It was after dark on a fall evening in Virginia. I was driving west in my pickup truck on I-66 toward Front Royal. We, my truck and I, were beyond the lights of suburban Washington, approaching the foothills of the Blue Ridge. All around us – my truck and I – was dark except for the lights on the pavement leading us forward.


No traffic in front of us, none behind us, none on the other side of the road. It was a starry night. I was floating along at 75 mile and hour. I and the truck and the stars. As I drove, an image began to form in my mind: an image of a large pyramid. The pyramid was below me; in fact, my pickup was perched on the peak of the pyramid.


The pyramid was made up of the thousands and thousands of people who had worked on the technologies incorporated into my truck. They had worked on those technologies for tens of thousands of years, improving the technologies enough to create the miracle I was riding in: I was floating 3 feet above the pavement at 75 miles an hour, going in the direction I desired. How could a human do that, I mused? Only because of that pyramid below me.

That pyramid of people was as real as the truck itself because the truck would not be there if the people had not been there.


The metal in the truck was the result of humans fashioning natural resources into metal of various kinds for thousands of years. The combustion in the cylinders in the truck’s engine was a result of human control of fire that had begun almost two million years earlier. The wheels had been perfected to the point of allowing a truck to travel at 75 miles an hour smoothly over pavement. Each part of the truck, and also the concept of putting together all those technologies to make a pickup truck, had been developed by people over an immense number of years.


After all that work over the years to make a truck possible, I could then turn a key, get on a road, and float at 75 miles per hour on I-66 going west toward the mountains. In doing that, I was collaborating with not only the pyramid of people who contributed technology improvements to make my truck possible, but another pyramid of people who made the fuel in my truck’s tank possible, another pyramid who made the road technology possible, and on and on.


I was not alone on I-66: the humans who had developed the various technologies and who had learned how to assemble the various technologies in the truck were with me – human time is not only the present but the past for we interact with artifacts from the past as much as we do current artifacts.
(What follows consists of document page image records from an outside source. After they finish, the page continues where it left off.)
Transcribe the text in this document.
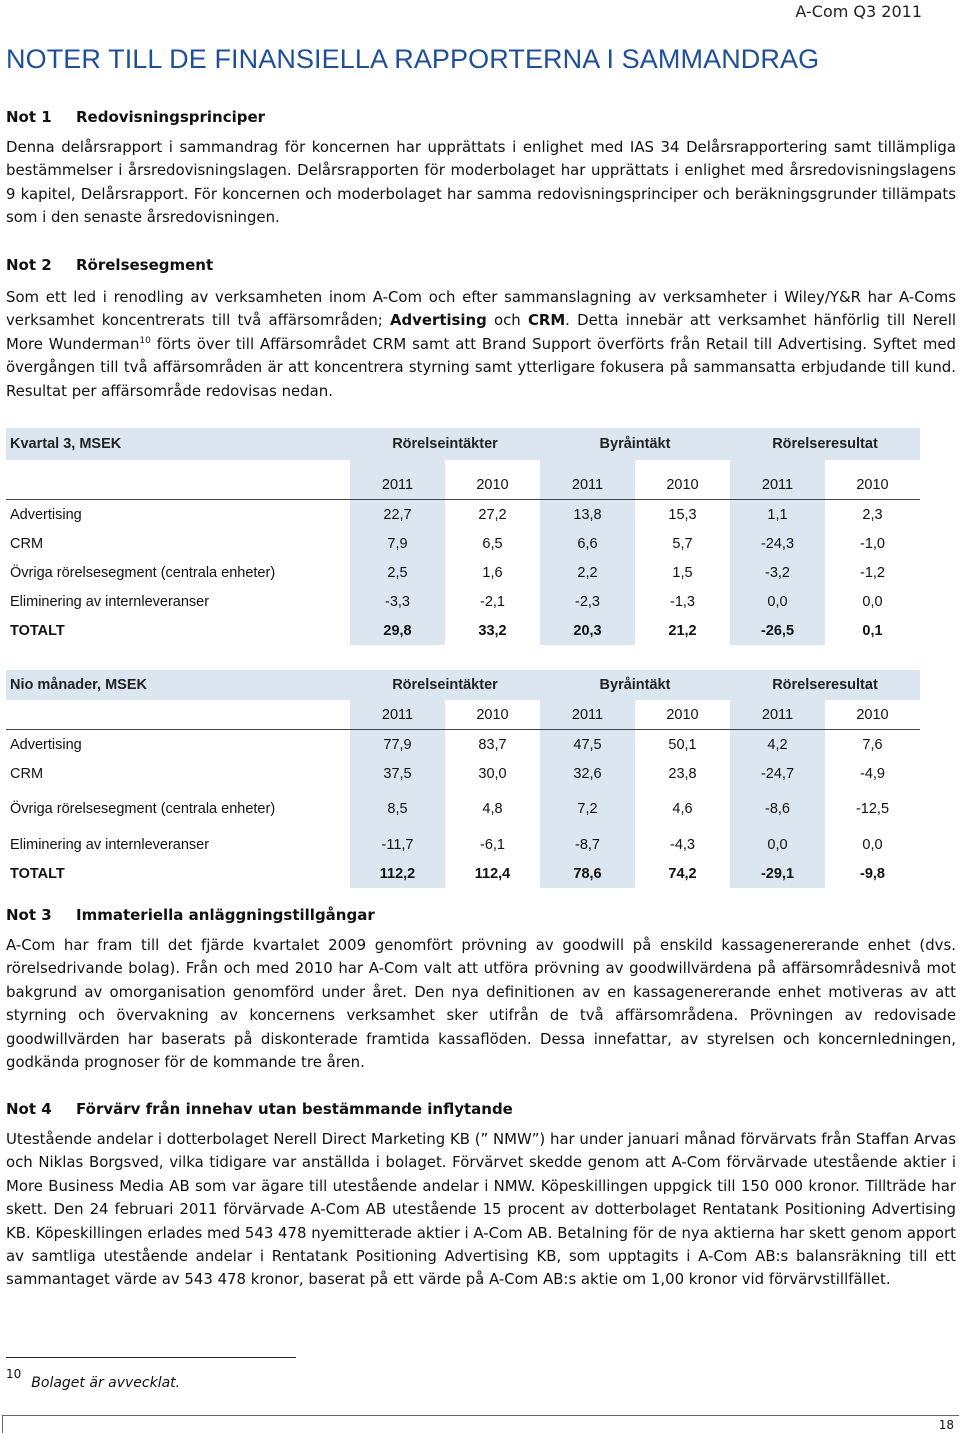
A-Com Q3 2011
NOTER TILL DE FINANSIELLA RAPPORTERNA I SAMMANDRAG
Not 1 Redovisningsprinciper
Denna delårsrapport i sammandrag för koncernen har upprättats i enlighet med IAS 34 Delårsrapportering samt tillämpliga bestämmelser i årsredovisningslagen. Delårsrapporten för moderbolaget har upprättats i enlighet med årsredovisningslagens 9 kapitel, Delårsrapport. För koncernen och moderbolaget har samma redovisningsprinciper och beräkningsgrunder tillämpats som i den senaste årsredovisningen.
Not 2 Rörelsesegment
Som ett led i renodling av verksamheten inom A-Com och efter sammanslagning av verksamheter i Wiley/Y&R har A-Coms verksamhet koncentrerats till två affärsområden; Advertising och CRM. Detta innebär att verksamhet hänförlig till Nerell More Wunderman$^{10}$ förts över till Affärsområdet CRM samt att Brand Support överförts från Retail till Advertising. Syftet med övergången till två affärsområden är att koncentrera styrning samt ytterligare fokusera på sammansatta erbjudande till kund. Resultat per affärsområde redovisas nedan.
Kvartal 3, MSEK	Rörelseintäkter		Byråintäkt		Rörelseresultat	

	2011	2010	2011	2010	2011	2010
Advertising	22,7	27,2	13,8	15,3	1,1	2,3
CRM	7,9	6,5	6,6	5,7	-24,3	-1,0
Övriga rörelsesegment (centrala enheter)	2,5	1,6	2,2	1,5	-3,2	-1,2
Eliminering av internleveranser	-3,3	-2,1	-2,3	-1,3	0,0	0,0
TOTALT	29,8	33,2	20,3	21,2	-26,5	0,1
Nio månader, MSEK	Rörelseintäkter		Byråintäkt		Rörelseresultat	
	2011	2010	2011	2010	2011	2010
Advertising	77,9	83,7	47,5	50,1	4,2	7,6
CRM	37,5	30,0	32,6	23,8	-24,7	-4,9
Övriga rörelsesegment (centrala enheter)	8,5	4,8	7,2	4,6	-8,6	-12,5
Eliminering av internleveranser	-11,7	-6,1	-8,7	-4,3	0,0	0,0
TOTALT	112,2	112,4	78,6	74,2	-29,1	-9,8
Not 3 Immateriella anläggningstillgångar
A-Com har fram till det fjärde kvartalet 2009 genomfört prövning av goodwill på enskild kassagenererande enhet (dvs. rörelsedrivande bolag). Från och med 2010 har A-Com valt att utföra prövning av goodwillvärdena på affärsområdesnivå mot bakgrund av omorganisation genomförd under året. Den nya definitionen av en kassagenererande enhet motiveras av att styrning och övervakning av koncernens verksamhet sker utifrån de två affärsområdena. Prövningen av redovisade goodwillvärden har baserats på diskonterade framtida kassaflöden. Dessa innefattar, av styrelsen och koncernledningen, godkända prognoser för de kommande tre åren.
Not 4 Förvärv från innehav utan bestämmande inflytande
Utestående andelar i dotterbolaget Nerell Direct Marketing KB (” NMW”) har under januari månad förvärvats från Staffan Arvas och Niklas Borgsved, vilka tidigare var anställda i bolaget. Förvärvet skedde genom att A-Com förvärvade utestående aktier i More Business Media AB som var ägare till utestående andelar i NMW. Köpeskillingen uppgick till 150 000 kronor. Tillträde har skett. Den 24 februari 2011 förvärvade A-Com AB utestående 15 procent av dotterbolaget Rentatank Positioning Advertising KB. Köpeskillingen erlades med 543 478 nyemitterade aktier i A-Com AB. Betalning för de nya aktierna har skett genom apport av samtliga utestående andelar i Rentatank Positioning Advertising KB, som upptagits i A-Com AB:s balansräkning till ett sammantaget värde av 543 478 kronor, baserat på ett värde på A-Com AB:s aktie om 1,00 kronor vid förvärvstillfället.
10Bolaget är avvecklat.
18
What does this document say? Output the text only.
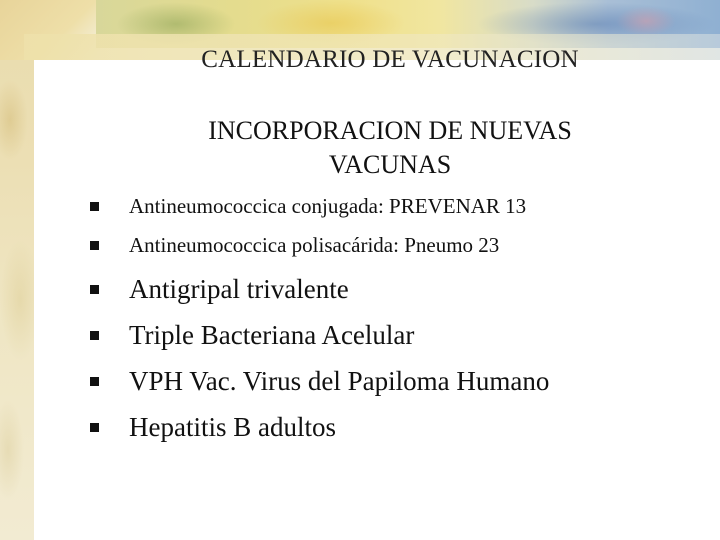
CALENDARIO DE VACUNACION
INCORPORACION DE NUEVAS
VACUNAS
Antineumococcica conjugada: PREVENAR 13
Antineumococcica polisacárida: Pneumo 23
Antigripal trivalente
Triple Bacteriana Acelular
VPH Vac. Virus del Papiloma Humano
Hepatitis B adultos
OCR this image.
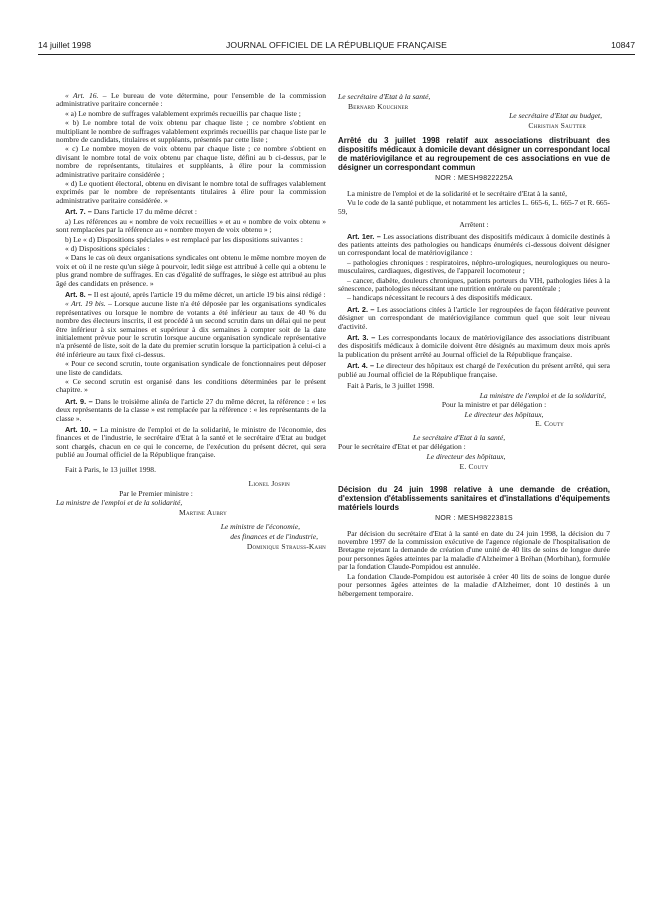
14 juillet 1998	JOURNAL OFFICIEL DE LA RÉPUBLIQUE FRANÇAISE	10847

« Art. 16. – Le bureau de vote détermine, pour l'ensemble de la commission administrative paritaire concernée :

« a) Le nombre de suffrages valablement exprimés recueillis par chaque liste ;

« b) Le nombre total de voix obtenu par chaque liste ; ce nombre s'obtient en multipliant le nombre de suffrages valablement exprimés recueillis par chaque liste par le nombre de candidats, titulaires et suppléants, présentés par cette liste ;

« c) Le nombre moyen de voix obtenu par chaque liste ; ce nombre s'obtient en divisant le nombre total de voix obtenu par chaque liste, défini au b ci-dessus, par le nombre de représentants, titulaires et suppléants, à élire pour la commission administrative paritaire considérée ;

« d) Le quotient électoral, obtenu en divisant le nombre total de suffrages valablement exprimés par le nombre de représentants titulaires à élire pour la commission administrative paritaire considérée. »

Art. 7. – Dans l'article 17 du même décret :

a) Les références au « nombre de voix recueillies » et au « nombre de voix obtenu » sont remplacées par la référence au « nombre moyen de voix obtenu » ;

b) Le « d) Dispositions spéciales » est remplacé par les dispositions suivantes :

« d) Dispositions spéciales :

« Dans le cas où deux organisations syndicales ont obtenu le même nombre moyen de voix et où il ne reste qu'un siège à pourvoir, ledit siège est attribué à celle qui a obtenu le plus grand nombre de suffrages. En cas d'égalité de suffrages, le siège est attribué au plus âgé des candidats en présence. »

Art. 8. – Il est ajouté, après l'article 19 du même décret, un article 19 bis ainsi rédigé :

« Art. 19 bis. – Lorsque aucune liste n'a été déposée par les organisations syndicales représentatives ou lorsque le nombre de votants a été inférieur au taux de 40 % du nombre des électeurs inscrits, il est procédé à un second scrutin dans un délai qui ne peut être inférieur à six semaines et supérieur à dix semaines à compter soit de la date initialement prévue pour le scrutin lorsque aucune organisation syndicale représentative n'a présenté de liste, soit de la date du premier scrutin lorsque la participation à celui-ci a été inférieure au taux fixé ci-dessus.

« Pour ce second scrutin, toute organisation syndicale de fonctionnaires peut déposer une liste de candidats.

« Ce second scrutin est organisé dans les conditions déterminées par le présent chapitre. »

Art. 9. – Dans le troisième alinéa de l'article 27 du même décret, la référence : « les deux représentants de la classe » est remplacée par la référence : « les représentants de la classe ».

Art. 10. – La ministre de l'emploi et de la solidarité, le ministre de l'économie, des finances et de l'industrie, le secrétaire d'Etat à la santé et le secrétaire d'Etat au budget sont chargés, chacun en ce qui le concerne, de l'exécution du présent décret, qui sera publié au Journal officiel de la République française.

Fait à Paris, le 13 juillet 1998.

Lionel Jospin
Par le Premier ministre :
La ministre de l'emploi et de la solidarité,
Martine Aubry
Le ministre de l'économie,
des finances et de l'industrie,
Dominique Strauss-Kahn
Le secrétaire d'Etat à la santé,
Bernard Kouchner
Le secrétaire d'Etat au budget,
Christian Sautter
Arrêté du 3 juillet 1998 relatif aux associations distribuant des dispositifs médicaux à domicile devant désigner un correspondant local de matériovigilance et au regroupement de ces associations en vue de désigner un correspondant commun
NOR : MESH9822225A

La ministre de l'emploi et de la solidarité et le secrétaire d'Etat à la santé,

Vu le code de la santé publique, et notamment les articles L. 665-6, L. 665-7 et R. 665-59,

Arrêtent :

Art. 1er. – Les associations distribuant des dispositifs médicaux à domicile destinés à des patients atteints des pathologies ou handicaps énumérés ci-dessous doivent désigner un correspondant local de matériovigilance :

– pathologies chroniques : respiratoires, néphro-urologiques, neurologiques ou neuro-musculaires, cardiaques, digestives, de l'appareil locomoteur ;

– cancer, diabète, douleurs chroniques, patients porteurs du VIH, pathologies liées à la sénescence, pathologies nécessitant une nutrition entérale ou parentérale ;

– handicaps nécessitant le recours à des dispositifs médicaux.

Art. 2. – Les associations citées à l'article 1er regroupées de façon fédérative peuvent désigner un correspondant de matériovigilance commun quel que soit leur niveau d'activité.

Art. 3. – Les correspondants locaux de matériovigilance des associations distribuant des dispositifs médicaux à domicile doivent être désignés au maximum deux mois après la publication du présent arrêté au Journal officiel de la République française.

Art. 4. – Le directeur des hôpitaux est chargé de l'exécution du présent arrêté, qui sera publié au Journal officiel de la République française.

Fait à Paris, le 3 juillet 1998.

La ministre de l'emploi et de la solidarité,
Pour la ministre et par délégation :
Le directeur des hôpitaux,
E. Couty
Le secrétaire d'Etat à la santé,
Pour le secrétaire d'Etat et par délégation :
Le directeur des hôpitaux,
E. Couty
Décision du 24 juin 1998 relative à une demande de création, d'extension d'établissements sanitaires et d'installations d'équipements matériels lourds
NOR : MESH9822381S

Par décision du secrétaire d'Etat à la santé en date du 24 juin 1998, la décision du 7 novembre 1997 de la commission exécutive de l'agence régionale de l'hospitalisation de Bretagne rejetant la demande de création d'une unité de 40 lits de soins de longue durée pour personnes âgées atteintes par la maladie d'Alzheimer à Bréhan (Morbihan), formulée par la fondation Claude-Pompidou est annulée.

La fondation Claude-Pompidou est autorisée à créer 40 lits de soins de longue durée pour personnes âgées atteintes de la maladie d'Alzheimer, dont 10 destinés à un hébergement temporaire.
Human society, as we know it today in its large form, extends for about 2.6 million years ever since homo habilis and homo erectus first learned to use language so humans could cooperate in making tools.


Think about this – I was “collaborating” with countless earlier humans. Humans have the ability to collaborate – work with, benefit from, improve upon – all those who have come before. In a sense, what makes humans unique and successful is our ability to time travel: we preserve learning not only through genes in individuals but through memes and morphemes – cultural knowledge – over time. Time is not as hard on humans.

That I could turn a key and move myself 160 miles to the west, up onto the Allegheny Plateau with almost no effort on my part, was due to the work of our ancestors over the past 2 plus million years – that is the genius of humans: language allowed us to preserve learning from one generation to the next, from one village to others, and to help each generation of tinkerers to add incrementally to all of society’s technology and economy so I could drive west on I-66.